British food tourism is becoming an increasingly attractive proposition for both British and foreign holidaymakers and the industry is booming thanks to an increased awareness of regional produce such as scones served with Cornish clotted cream, Morecambe Bay shrimps, Cromer crabs and regional cheeses including Stilton and Wensleydale.
There is also a growing trend for Brits to visit local food and drink tourist attractions or specific restaurants renown for their quality British produce – 64 percent of those in the NOP survey agreed they consider visiting them if holidaying in this country. The younger the respondent the more likely they were to respond positively, with 71 percent of 18-24 year olds and 25-34 answering positively, compared to 67 percent of 45-54 year olds, 59 percent of 55-64 year olds and 55 percent of people over 65.

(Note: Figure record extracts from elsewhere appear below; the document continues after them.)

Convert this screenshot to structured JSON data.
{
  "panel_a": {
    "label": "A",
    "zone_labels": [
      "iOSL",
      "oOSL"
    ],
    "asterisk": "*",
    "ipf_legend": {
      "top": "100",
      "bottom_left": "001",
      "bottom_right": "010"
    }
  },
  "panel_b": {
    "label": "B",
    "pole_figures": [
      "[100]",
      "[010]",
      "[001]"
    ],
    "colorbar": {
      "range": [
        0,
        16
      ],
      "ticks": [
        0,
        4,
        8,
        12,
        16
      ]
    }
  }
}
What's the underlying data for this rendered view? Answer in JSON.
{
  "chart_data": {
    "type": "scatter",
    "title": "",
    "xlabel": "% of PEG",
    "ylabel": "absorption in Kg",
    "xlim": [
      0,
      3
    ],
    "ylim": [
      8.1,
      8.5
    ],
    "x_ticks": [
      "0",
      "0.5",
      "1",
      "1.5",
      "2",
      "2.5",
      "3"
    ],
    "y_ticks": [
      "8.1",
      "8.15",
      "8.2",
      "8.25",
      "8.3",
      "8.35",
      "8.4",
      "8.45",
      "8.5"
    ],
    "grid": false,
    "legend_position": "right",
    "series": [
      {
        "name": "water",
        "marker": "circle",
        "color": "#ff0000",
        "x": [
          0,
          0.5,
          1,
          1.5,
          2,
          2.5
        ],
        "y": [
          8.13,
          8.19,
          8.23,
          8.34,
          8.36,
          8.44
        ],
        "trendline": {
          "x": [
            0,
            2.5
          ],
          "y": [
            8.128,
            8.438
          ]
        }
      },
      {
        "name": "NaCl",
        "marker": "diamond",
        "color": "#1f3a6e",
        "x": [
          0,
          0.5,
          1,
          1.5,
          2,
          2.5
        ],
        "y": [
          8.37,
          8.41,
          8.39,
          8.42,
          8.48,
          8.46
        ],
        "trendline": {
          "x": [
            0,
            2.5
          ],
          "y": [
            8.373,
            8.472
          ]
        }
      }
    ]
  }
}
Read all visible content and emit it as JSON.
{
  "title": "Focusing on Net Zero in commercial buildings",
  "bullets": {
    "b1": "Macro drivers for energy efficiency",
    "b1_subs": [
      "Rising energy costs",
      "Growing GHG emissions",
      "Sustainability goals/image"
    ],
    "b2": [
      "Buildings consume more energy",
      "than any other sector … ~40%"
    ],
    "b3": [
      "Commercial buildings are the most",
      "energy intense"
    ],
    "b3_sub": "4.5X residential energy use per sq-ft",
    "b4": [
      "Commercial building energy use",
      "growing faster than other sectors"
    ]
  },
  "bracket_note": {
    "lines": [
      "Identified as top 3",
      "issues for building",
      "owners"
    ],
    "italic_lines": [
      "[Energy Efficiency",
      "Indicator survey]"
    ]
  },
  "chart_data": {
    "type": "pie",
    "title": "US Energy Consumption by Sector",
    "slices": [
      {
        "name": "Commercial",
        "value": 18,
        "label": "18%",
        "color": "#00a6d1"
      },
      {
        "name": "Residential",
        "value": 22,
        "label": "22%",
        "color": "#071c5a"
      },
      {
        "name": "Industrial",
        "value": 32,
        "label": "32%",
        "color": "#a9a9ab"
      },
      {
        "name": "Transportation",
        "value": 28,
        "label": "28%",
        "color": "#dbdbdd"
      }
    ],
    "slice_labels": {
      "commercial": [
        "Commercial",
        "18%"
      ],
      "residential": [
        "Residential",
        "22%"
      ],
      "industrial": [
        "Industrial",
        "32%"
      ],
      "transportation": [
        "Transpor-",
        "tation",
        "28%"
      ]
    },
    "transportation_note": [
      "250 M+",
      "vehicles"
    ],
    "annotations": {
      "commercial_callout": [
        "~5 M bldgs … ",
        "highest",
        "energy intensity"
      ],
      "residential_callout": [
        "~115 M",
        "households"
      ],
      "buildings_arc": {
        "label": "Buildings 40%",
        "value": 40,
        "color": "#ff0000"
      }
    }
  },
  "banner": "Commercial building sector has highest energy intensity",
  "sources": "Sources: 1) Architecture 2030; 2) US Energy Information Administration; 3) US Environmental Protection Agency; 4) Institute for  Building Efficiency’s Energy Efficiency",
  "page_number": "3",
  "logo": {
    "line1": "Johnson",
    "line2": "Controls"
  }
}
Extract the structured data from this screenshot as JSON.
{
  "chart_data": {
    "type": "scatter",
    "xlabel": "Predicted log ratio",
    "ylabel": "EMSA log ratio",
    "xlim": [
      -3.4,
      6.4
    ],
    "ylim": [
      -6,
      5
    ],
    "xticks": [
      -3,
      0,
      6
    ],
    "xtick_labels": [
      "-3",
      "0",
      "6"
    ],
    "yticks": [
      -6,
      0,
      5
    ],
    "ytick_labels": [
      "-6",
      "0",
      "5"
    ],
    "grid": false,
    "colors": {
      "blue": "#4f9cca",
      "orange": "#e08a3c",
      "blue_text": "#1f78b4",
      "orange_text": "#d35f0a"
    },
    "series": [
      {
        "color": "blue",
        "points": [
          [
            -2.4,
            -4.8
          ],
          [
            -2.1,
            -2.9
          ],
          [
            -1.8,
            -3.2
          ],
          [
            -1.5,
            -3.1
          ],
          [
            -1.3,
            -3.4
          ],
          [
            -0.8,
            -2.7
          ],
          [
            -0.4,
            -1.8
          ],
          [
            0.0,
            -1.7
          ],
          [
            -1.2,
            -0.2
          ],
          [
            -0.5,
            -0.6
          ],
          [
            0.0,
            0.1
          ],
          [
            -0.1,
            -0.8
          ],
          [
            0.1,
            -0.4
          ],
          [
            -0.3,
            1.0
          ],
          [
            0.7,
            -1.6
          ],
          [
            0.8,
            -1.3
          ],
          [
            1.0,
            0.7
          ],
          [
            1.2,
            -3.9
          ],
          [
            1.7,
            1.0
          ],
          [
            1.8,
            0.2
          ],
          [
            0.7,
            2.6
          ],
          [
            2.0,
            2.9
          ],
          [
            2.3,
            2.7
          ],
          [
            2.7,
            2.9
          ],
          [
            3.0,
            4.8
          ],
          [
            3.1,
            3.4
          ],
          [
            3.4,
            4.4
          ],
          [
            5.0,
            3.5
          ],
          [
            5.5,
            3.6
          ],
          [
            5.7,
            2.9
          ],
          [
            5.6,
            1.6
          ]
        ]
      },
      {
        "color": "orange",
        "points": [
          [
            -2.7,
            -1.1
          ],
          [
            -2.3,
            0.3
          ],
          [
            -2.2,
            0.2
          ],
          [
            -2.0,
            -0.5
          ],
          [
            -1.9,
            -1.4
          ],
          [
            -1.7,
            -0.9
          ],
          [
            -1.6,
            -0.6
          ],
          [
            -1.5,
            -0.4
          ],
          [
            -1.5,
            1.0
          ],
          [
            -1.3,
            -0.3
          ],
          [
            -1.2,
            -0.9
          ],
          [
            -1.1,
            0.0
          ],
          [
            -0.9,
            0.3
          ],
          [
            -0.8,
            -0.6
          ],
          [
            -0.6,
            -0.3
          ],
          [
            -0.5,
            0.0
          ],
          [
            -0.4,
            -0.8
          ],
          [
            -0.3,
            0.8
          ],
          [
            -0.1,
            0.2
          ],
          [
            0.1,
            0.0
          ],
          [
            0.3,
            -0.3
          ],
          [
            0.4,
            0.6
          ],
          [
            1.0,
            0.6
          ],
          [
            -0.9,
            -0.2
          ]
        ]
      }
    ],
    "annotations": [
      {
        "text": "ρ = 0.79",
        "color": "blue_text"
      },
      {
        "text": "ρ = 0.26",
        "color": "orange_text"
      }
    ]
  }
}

The West Country was revealed as the top British location for its regional produce, such as West Country Farmhouse Cheddar and Somerset cider, with more than one in five people saying they would most like to visit that region for its food and drink. London and Northern Scotland, renown for its whisky and smoked salmon, were the second most popular, while Wales, famous for its lamb, came third.
“The findings of the survey do not surprise me at all,” said Jane Wakeling, Regional Food and Drink Manager, Food From Britain. “For a long time Britain has been reversing the perception of poor quality foods and we are now seen as a nation that has more to offer than just fish and chips and roast beef. In fact Britain now boast 14 entries in the list of the world’s 50 best restaurants and an English wine has just been named the best sparkling wine in the world.
“The results confirm that food tourism is a burgeoning industry in the UK and with a continuing number of Brits recognising the quality produce on their doorsteps, I hope these figures can be improved upon even further.”
Age appeared to be a factor in whether people embraced Britain as a viable holiday destination because of its food and drink offerings. People in the 45-54 age bracket are the most likely to stay on home soil because of the food and drink on offer, while the 55-64 age group are least likely. There was very little variation between the sexes.